But most of the systems have serious issues with bass lag. Especially tubed ones. Wobbly, undefined, out of rhythm bass.I find that if one is careful about the match between the amp and speaker that this need not be the case at all.
In fact I've found that tube amps often deliver more natural bass than solid state.
Now my speakers are 16 ohms, as that better takes advantage of the capabilities of any tube amp which is how you want to approach it. My speakers also go down flat to 20Hz owing to dual 15" TAD woofers. Plenty of impact, extension (my tube amps are full power to 2Hz, so no measurable squarewave tilt at 20Hz), no 'wobble' (whatever that is) and plenty of definition.
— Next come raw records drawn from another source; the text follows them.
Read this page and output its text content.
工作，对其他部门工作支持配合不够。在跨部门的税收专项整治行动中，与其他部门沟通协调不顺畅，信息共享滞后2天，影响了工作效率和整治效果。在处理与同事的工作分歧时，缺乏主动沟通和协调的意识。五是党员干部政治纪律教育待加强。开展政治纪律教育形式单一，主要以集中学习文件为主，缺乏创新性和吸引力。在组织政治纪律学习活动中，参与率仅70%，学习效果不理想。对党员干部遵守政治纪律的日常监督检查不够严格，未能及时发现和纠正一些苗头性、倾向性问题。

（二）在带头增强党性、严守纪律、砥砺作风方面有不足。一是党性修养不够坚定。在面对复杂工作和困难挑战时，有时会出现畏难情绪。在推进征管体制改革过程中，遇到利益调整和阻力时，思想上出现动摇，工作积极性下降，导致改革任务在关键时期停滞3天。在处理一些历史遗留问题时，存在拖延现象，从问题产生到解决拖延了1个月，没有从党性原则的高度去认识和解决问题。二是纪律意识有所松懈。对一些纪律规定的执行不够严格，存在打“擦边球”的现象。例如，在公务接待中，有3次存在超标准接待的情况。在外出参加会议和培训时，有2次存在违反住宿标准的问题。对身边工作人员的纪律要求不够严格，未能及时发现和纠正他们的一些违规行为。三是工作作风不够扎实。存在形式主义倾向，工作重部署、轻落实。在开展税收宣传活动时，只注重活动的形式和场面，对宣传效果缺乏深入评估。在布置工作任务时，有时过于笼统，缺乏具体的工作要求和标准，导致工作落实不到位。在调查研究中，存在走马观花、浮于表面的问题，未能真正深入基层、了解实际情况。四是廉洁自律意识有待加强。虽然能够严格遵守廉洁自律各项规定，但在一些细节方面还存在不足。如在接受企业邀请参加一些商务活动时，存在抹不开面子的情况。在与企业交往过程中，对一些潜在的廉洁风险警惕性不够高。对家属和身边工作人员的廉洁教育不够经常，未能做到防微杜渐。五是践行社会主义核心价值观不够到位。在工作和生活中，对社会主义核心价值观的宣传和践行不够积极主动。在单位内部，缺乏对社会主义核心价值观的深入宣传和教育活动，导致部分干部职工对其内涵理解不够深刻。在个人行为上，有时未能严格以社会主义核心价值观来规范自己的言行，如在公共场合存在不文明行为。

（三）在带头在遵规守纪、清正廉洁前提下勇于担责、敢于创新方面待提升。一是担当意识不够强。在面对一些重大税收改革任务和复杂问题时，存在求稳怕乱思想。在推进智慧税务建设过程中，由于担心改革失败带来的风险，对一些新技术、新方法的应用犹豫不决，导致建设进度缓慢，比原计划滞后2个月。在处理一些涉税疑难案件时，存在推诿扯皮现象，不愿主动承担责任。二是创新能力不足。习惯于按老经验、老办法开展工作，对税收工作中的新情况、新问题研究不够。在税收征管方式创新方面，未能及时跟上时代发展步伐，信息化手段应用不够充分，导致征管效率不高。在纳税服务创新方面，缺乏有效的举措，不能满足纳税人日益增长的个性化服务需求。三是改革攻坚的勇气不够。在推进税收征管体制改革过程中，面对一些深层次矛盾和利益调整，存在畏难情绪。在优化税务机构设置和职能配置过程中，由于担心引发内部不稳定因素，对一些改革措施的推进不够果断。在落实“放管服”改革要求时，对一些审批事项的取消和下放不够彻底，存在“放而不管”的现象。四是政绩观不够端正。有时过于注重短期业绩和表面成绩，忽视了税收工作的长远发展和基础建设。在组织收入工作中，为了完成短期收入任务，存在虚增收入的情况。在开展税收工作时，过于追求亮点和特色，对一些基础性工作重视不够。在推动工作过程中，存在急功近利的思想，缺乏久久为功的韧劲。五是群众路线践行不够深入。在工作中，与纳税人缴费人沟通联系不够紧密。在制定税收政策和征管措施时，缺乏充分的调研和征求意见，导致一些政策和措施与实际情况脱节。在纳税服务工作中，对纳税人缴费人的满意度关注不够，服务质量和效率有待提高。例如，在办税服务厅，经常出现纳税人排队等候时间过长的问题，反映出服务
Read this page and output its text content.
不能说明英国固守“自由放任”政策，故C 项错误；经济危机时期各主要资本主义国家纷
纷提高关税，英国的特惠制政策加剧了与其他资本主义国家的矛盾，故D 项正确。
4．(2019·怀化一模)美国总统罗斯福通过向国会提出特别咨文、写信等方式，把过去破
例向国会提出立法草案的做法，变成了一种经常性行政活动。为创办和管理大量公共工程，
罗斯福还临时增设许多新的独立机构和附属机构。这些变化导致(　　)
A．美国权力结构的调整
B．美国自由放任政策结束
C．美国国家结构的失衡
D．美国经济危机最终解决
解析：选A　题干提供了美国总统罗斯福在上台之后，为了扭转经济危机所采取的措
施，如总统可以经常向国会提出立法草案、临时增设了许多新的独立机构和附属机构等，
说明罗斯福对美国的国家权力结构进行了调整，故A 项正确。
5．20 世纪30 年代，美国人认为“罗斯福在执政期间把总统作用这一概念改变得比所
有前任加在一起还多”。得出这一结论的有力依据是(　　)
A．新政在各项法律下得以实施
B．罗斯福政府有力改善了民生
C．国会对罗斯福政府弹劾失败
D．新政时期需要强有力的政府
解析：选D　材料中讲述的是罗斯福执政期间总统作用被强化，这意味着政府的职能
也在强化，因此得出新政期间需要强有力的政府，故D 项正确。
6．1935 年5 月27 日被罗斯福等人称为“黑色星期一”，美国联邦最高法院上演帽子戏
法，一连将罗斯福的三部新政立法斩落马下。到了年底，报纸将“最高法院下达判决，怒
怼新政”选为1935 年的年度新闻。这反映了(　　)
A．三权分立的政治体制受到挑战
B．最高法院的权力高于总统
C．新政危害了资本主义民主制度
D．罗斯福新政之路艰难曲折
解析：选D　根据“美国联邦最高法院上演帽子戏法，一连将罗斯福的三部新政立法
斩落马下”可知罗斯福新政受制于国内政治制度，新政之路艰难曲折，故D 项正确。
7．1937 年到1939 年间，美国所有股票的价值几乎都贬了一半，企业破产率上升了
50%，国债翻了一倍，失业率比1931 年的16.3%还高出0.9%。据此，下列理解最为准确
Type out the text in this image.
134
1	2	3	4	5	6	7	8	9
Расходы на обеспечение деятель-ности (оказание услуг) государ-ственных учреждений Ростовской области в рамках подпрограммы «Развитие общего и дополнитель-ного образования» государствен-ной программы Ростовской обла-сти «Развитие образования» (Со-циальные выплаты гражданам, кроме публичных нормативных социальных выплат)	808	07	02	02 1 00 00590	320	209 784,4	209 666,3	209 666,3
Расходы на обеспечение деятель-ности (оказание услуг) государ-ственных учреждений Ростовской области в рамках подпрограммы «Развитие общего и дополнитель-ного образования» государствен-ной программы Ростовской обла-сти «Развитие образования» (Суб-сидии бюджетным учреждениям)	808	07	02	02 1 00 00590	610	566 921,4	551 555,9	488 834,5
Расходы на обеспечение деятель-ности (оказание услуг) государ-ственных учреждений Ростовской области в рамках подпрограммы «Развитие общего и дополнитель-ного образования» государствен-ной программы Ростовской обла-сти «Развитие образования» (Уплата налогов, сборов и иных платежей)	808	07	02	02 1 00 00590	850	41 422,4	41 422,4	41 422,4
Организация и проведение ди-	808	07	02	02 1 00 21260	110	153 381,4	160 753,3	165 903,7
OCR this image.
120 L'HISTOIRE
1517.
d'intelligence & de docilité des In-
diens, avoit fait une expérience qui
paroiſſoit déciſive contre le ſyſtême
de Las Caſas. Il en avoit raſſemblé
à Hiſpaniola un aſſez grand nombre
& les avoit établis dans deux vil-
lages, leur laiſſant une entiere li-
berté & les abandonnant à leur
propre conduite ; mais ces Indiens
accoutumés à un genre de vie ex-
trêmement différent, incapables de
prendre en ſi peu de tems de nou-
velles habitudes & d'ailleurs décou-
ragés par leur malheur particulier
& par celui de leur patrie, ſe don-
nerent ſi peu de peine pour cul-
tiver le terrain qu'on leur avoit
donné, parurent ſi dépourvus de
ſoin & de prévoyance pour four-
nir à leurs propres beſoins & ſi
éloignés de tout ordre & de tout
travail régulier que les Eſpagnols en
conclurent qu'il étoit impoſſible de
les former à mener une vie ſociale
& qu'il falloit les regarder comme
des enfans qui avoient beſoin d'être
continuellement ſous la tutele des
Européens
Many speakers today are 4 ohms in the bass and otherwise 8 ohms in the mids and highs. An example is the B&W 802. This is not a tube-friendly speaker and designs like this should be avoided if you want to get the performance out of your tube amps! If you use the 4 ohm tap, the output transformer is less efficient and may lose an octave off the bass response. Why do that when tube amplifier power is more expensive?? Instead (and this is true of any amp, tube, solid state or class D), don't make the amp work hard for a living. Its life should be easy like a walk in the park. Then it makes less distortion and will sound more like real music.